Behind the Candelabra is Steven Soderbergh’s a Liberace biopic, based on the book of the same name by his former live in lover Scott Thorson. I have been interested in seeing this film for quite some time, as there has been plenty of chatter about it on various entertainment programs, particularly as it stars Michael Douglas as Liberace, and Matt Damon as his lover Scott.
In the U.S. this film has already had its fair share of drama, as none of the main studios would put up funding for the film, labelling it ‘too gay’. Personally I think there is some sort of irony that a film about a man who was believed to be straight almost until his death is considered ‘too gay’ for major movie studios. Within the film itself there is a fabulous scene in which Douglas as Liberace advises a group of young entertainers to avoid getting caught up in politics and just entertain…a veiled political statement perhaps? The film does takes Liberace’s advise to ‘just entertain’, and after seeing it, I really don’t understand the reaction about being ‘too gay’ (whatever that is) – for a film about the relationship between these two men, the amount of sex scenes was fairly minimal, and certainly not in the least bit graphic, but hey, what do I know?
Anyway, thankfully HBO came to the rescue and the film (now a tele movie?) was screened in the U.S last week, to largely positive reviews. Apparently we in Australia will be lucky enough to gain a theatrical release, around July according to various websites.

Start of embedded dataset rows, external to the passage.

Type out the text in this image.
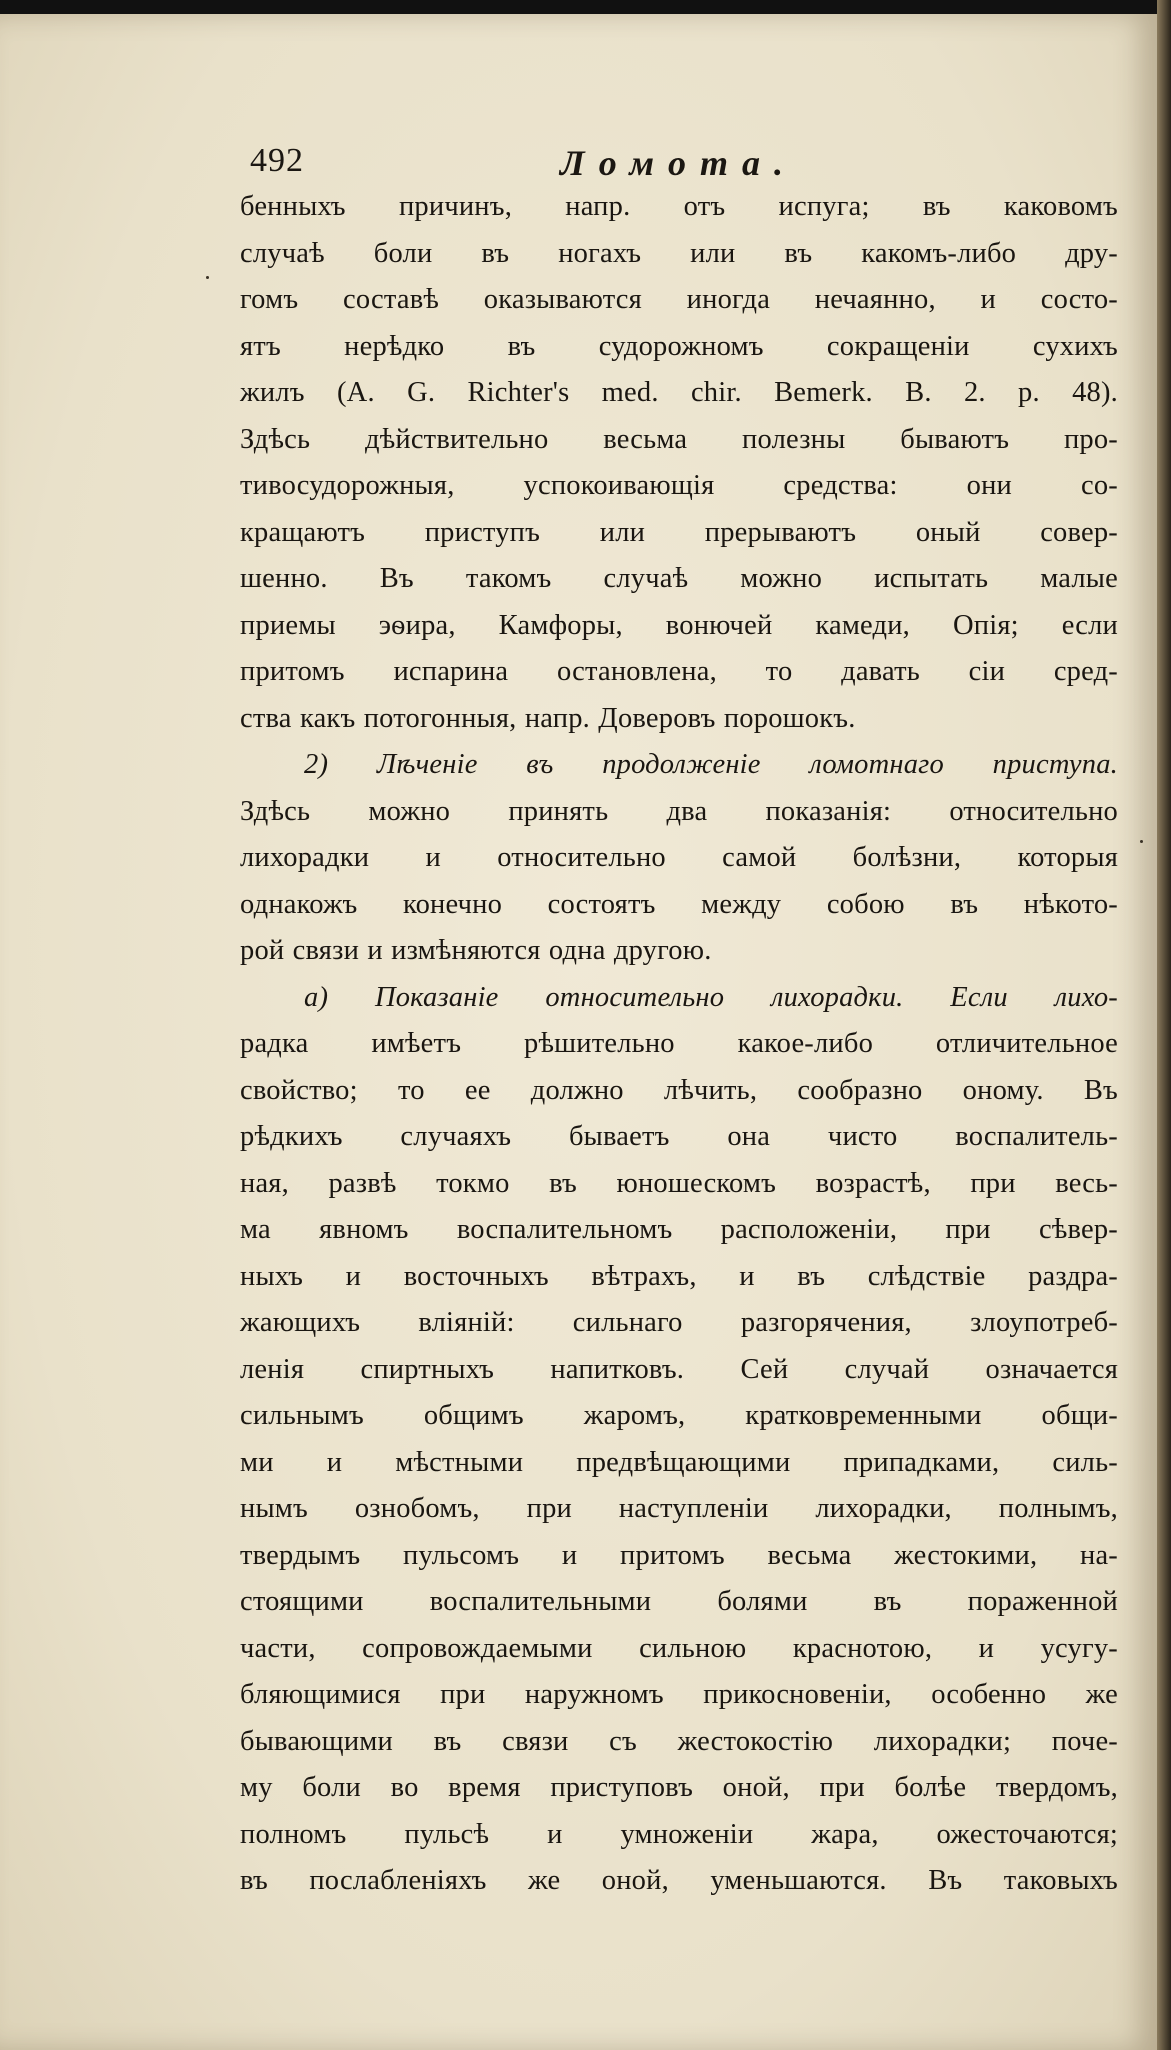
492	Ломота.
бенныхъ причинъ, напр. отъ испуга; въ каковомъ
случаѣ боли въ ногахъ или въ какомъ-либо дру-
гомъ составѣ оказываются иногда нечаянно, и состо-
ятъ нерѣдко въ судорожномъ сокращеніи сухихъ
жилъ (A. G. Richter's med. chir. Bemerk. B. 2. p. 48).
Здѣсь дѣйствительно весьма полезны бываютъ про-
тивосудорожныя, успокоивающія средства: они со-
кращаютъ приступъ или прерываютъ оный совер-
шенно. Въ такомъ случаѣ можно испытать малые
приемы эѳира, Камфоры, вонючей камеди, Опія; если
притомъ испарина остановлена, то давать сіи сред-
ства какъ потогонныя, напр. Доверовъ порошокъ.
2) Лѣченіе въ продолженіе ломотнаго приступа.
Здѣсь можно принять два показанія: относительно
лихорадки и относительно самой болѣзни, которыя
однакожъ конечно состоятъ между собою въ нѣкото-
рой связи и измѣняются одна другою.
a) Показаніе относительно лихорадки. Если лихо-
радка имѣетъ рѣшительно какое-либо отличительное
свойство; то ее должно лѣчить, сообразно оному. Въ
рѣдкихъ случаяхъ бываетъ она чисто воспалитель-
ная, развѣ токмо въ юношескомъ возрастѣ, при весь-
ма явномъ воспалительномъ расположеніи, при сѣвер-
ныхъ и восточныхъ вѣтрахъ, и въ слѣдствіе раздра-
жающихъ вліяній: сильнаго разгорячения, злоупотреб-
ленія спиртныхъ напитковъ. Сей случай означается
сильнымъ общимъ жаромъ, кратковременными общи-
ми и мѣстными предвѣщающими припадками, силь-
нымъ ознобомъ, при наступленіи лихорадки, полнымъ,
твердымъ пульсомъ и притомъ весьма жестокими, на-
стоящими воспалительными болями въ пораженной
части, сопровождаемыми сильною краснотою, и усугу-
бляющимися при наружномъ прикосновеніи, особенно же
бывающими въ связи съ жестокостію лихорадки; поче-
му боли во время приступовъ оной, при болѣе твердомъ,
полномъ пульсѣ и умноженіи жара, ожесточаются;
въ послабленіяхъ же оной, уменьшаются. Въ таковыхъ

I found this film really enjoyable for several reasons, not least of which the fact that it could have gone too over the top into the realm of camp (after all it wouldn’t be Liberace without capes and rhinestones galore) and made the storyline secondary. Instead, what really impresses are the nuanced performances of Douglas and Damon; at several points there was a real tenderness expressed which was unexpected.
The support cast were also outstanding – a special word on the makeup effects, which made Damon and Rob Lowe almost unrecognisable by the end of the film, emphasising the ravages of drugs and ‘The California Diet’.
Overall, this is definitely one I can recommend, and I look forward to seeing it on the big screen in Sydney.